What can you tell me about cranio-sacral therapy?
It’s a very light touch modality that works to release tensions from deep in the body. It’s really neat. You follow the cerebrospinal fluid rhythm, which is a sort of internal tide within the central nervous system to feel where there may be restrictions within that system. Gentle positional and fascial releases are then used to free up those restrictions and enhance the body’s ability to self correct. It’s useful for working with physical as well as emotional conditions. Headache, TMJ, brain injury, chronic pain, chronic stress, depression, insomnia, digestive issues, etc. I blend a bit of it into most session to deepen the relaxation response as a key component is activating the parasympathetic nervous system response, which is the space where the really great work happens.

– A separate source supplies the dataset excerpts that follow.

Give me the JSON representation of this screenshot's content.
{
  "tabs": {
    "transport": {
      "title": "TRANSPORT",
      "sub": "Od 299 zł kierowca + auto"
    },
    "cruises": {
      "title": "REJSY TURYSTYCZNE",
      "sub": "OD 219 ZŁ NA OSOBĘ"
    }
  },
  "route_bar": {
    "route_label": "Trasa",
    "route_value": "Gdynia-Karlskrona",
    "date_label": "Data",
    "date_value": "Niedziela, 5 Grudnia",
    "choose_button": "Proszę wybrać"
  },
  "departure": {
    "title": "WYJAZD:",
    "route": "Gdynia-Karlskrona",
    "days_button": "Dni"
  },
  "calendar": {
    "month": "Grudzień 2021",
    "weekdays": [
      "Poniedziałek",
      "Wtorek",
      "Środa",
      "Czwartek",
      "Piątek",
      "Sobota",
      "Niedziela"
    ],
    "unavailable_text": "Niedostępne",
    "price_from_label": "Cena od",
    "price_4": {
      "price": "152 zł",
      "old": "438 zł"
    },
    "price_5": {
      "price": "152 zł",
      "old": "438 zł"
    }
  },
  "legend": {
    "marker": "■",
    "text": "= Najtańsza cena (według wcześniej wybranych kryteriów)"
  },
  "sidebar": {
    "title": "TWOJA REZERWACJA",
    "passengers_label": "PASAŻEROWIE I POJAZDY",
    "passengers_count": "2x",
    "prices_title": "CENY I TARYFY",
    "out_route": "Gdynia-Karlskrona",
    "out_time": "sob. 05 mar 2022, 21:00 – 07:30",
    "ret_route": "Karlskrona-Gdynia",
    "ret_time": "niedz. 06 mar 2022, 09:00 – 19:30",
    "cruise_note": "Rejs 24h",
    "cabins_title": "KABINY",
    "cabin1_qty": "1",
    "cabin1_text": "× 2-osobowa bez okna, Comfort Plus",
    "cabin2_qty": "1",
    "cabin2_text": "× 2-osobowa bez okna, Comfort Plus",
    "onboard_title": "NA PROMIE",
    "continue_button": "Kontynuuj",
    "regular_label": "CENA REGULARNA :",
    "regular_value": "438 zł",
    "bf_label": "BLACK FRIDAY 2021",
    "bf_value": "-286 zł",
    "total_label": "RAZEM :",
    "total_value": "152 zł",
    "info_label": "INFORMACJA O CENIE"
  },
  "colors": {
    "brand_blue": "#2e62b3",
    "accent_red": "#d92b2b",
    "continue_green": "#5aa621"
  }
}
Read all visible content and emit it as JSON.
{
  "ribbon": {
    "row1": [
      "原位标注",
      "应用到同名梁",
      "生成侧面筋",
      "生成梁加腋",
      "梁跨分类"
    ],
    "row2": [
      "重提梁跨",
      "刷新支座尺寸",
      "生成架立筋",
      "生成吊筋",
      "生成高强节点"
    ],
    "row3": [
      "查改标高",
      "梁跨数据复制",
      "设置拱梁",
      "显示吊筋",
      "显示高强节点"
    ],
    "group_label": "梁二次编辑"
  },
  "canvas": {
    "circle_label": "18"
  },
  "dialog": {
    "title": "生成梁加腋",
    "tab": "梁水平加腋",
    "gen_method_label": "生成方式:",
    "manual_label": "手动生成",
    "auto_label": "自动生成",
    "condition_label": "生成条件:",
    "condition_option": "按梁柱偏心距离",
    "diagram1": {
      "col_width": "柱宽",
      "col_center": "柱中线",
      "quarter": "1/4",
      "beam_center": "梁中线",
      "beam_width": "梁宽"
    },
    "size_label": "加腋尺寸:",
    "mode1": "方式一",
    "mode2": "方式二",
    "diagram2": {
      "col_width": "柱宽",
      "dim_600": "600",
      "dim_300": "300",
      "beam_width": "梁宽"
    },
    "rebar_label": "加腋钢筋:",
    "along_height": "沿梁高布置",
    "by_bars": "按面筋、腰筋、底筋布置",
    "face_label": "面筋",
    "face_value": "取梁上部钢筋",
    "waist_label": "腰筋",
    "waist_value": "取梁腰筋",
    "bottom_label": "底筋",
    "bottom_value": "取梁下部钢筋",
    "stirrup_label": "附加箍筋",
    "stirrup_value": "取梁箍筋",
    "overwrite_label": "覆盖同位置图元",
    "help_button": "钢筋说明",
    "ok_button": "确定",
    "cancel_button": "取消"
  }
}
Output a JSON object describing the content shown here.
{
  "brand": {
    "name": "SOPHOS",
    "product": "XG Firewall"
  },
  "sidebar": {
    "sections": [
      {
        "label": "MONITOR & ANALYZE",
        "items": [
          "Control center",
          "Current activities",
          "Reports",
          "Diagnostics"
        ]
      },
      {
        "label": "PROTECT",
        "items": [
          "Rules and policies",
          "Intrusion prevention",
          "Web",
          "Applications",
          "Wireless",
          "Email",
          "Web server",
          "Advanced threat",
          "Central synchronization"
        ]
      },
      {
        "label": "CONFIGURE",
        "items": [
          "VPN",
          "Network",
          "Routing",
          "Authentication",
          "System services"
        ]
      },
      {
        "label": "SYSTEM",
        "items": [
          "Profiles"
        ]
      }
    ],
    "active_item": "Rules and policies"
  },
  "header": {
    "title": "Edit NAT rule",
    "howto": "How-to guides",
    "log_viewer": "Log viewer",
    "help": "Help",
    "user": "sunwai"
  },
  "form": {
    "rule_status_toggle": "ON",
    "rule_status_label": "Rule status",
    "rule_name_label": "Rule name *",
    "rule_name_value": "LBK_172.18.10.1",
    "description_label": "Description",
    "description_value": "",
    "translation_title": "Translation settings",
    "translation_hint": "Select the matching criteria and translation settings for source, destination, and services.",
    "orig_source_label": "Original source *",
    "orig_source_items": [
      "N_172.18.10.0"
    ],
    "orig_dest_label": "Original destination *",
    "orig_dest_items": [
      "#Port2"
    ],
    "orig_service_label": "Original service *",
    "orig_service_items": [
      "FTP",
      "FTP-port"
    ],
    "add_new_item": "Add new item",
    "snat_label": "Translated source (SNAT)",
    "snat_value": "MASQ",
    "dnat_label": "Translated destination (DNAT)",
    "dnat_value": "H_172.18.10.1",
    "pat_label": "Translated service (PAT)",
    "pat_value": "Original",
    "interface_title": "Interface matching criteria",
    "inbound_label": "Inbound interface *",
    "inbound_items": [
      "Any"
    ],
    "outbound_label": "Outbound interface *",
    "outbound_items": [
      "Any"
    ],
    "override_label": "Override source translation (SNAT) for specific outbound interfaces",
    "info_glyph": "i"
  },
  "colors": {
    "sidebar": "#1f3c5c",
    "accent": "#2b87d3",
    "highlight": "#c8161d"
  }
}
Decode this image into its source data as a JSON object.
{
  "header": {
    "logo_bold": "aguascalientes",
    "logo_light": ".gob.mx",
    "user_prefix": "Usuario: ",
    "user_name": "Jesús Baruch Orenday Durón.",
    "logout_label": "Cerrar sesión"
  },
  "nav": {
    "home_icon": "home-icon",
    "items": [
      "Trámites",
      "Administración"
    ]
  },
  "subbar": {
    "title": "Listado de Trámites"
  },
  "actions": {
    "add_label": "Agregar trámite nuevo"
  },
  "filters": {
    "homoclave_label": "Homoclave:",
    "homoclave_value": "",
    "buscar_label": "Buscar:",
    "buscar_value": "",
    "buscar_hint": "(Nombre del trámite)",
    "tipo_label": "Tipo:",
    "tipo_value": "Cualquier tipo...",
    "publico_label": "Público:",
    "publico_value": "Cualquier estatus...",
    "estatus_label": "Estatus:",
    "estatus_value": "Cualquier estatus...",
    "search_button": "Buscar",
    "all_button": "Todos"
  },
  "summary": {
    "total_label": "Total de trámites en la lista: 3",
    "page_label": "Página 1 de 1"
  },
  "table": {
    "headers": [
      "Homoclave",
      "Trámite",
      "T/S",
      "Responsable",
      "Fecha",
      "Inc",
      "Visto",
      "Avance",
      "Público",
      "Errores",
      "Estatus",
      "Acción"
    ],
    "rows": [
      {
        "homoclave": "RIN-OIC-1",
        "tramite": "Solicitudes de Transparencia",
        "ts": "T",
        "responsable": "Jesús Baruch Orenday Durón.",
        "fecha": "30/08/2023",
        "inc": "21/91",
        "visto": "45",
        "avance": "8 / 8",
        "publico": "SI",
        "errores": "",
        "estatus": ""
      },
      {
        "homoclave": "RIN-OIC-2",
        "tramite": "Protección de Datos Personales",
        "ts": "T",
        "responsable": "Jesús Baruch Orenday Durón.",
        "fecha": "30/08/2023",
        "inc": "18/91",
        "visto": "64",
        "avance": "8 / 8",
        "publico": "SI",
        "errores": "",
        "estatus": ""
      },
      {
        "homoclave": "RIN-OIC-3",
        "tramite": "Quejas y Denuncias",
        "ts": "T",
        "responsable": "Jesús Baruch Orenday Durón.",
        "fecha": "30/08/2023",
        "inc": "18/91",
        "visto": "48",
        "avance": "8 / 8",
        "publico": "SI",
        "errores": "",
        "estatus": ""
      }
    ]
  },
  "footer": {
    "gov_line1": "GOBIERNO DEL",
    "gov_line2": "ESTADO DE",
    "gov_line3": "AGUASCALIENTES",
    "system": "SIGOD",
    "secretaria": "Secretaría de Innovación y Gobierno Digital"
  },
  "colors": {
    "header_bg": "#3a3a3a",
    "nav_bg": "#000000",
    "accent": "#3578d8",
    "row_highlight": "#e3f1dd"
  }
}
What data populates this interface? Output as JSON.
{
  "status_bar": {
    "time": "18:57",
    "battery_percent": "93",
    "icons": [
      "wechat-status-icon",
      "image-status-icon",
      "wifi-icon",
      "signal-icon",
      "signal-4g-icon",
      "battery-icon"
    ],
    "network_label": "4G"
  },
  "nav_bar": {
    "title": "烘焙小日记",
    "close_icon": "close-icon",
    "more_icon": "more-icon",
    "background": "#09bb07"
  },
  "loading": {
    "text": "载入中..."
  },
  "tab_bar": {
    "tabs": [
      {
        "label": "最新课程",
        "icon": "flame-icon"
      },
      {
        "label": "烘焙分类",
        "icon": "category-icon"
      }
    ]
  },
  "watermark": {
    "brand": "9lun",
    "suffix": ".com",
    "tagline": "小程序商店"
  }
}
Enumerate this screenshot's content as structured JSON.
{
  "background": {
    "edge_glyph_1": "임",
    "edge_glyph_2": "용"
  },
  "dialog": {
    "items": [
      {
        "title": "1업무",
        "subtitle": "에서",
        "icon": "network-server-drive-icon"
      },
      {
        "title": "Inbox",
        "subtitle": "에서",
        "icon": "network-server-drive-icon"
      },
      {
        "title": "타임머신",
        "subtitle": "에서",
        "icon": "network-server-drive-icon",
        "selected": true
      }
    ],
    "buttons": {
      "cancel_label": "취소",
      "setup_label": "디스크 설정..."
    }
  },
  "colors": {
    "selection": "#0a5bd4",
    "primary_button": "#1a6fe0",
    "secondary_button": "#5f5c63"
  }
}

What do you like the most about your clients?
I enjoy the variety of people that I get to work with. Clients come in for so many different reasons and from varied backgrounds, especially being here in the DC area.
I’ve been in practice locally for awhile and I think more than quarter of my clients have been coming in for over ten years, a few from the very beginning. Which means I’ve been able to watch their families grow and shift, celebrate life changes, and work with many people within the community. It’s an honor to be able to support and facilitate change within a treatment too. It’s really a lovely exchange. I’m constantly in awe of the work the clients are doing on the table.